Well done to all our Olympic athletes. Thank you to their coaches, families, schools, Colleges and other backers. The nation has enjoyed the spectacle, taken pride in a games well executed, and shown pride in the great success of many competitors from Team GB.
Now there is discussion of the legacy. An important part of East London gains a fine new park, good new housing, and a range of glittering facilities. Let’s hope more jobs, enterprise and success follow in their footsteps. The organisers and government need to help find a new owner and user for the Stadium.

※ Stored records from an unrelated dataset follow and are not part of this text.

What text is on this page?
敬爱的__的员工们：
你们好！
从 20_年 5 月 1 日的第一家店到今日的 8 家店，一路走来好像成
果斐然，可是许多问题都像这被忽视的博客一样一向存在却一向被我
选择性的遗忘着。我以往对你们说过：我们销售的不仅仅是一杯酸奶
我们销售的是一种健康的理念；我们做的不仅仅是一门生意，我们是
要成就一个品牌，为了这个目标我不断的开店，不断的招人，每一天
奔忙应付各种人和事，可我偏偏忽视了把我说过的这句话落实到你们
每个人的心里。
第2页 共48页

Many want to see more sport in schools and Colleges, to keep the flame of the Games burning. That may be possible. In the short term the massive television coverage will ensure many more young people want to take up competitive sports, and strive harder to raise their own game. We can only expect that to continue if parents and teachers, sports clubs and sports organisers, encourage and help young athletes to make the commitment and put in the time and effort. What seems possible or fun in a summer of Olympic success, may not look the same in a couple of years in mid winter when the young athlete has to choose between more leisure time and putting in those extra training sessions early in the morning or in the evening instead of going out with friends. That’s when the enthusiasm of family members, teachers and coaches matters most.
For most of us sport is a pleasure, a pastime, not a driving ambition. It is good to be sufficiently capable at a team sport to be able to play a satisfactory amateur game. Like all things in life, you get more out of it if you can find time to put more into it. If I practice my cricket a bit I do get luckier at it! We look to schools to make sport sufficiently accessible and enough fun for the many to want to be able to join in. We look to our specialists to identify the serious talent who want to be the champions, and to work with them come rain come wind come snow until they too can challenge with the best in the world.
It has been a pleasure to see a couple of weeks of good news bulletins. A succession of interviews with winning UK competitors – and the occasional ones who nearly won – has been heartening. Their message has been uniform. They have a great sense of achievement. They know they owe a lot to their friends, families and coaches. They always say you only win if you work and work and work again. That’s true of a lot of things in life, where there are no medals. There are other rewards for providing good service, running a successful business, or assisting the public good. It is always a pleasure to know a job has been well done, and to see the good response that produces in others.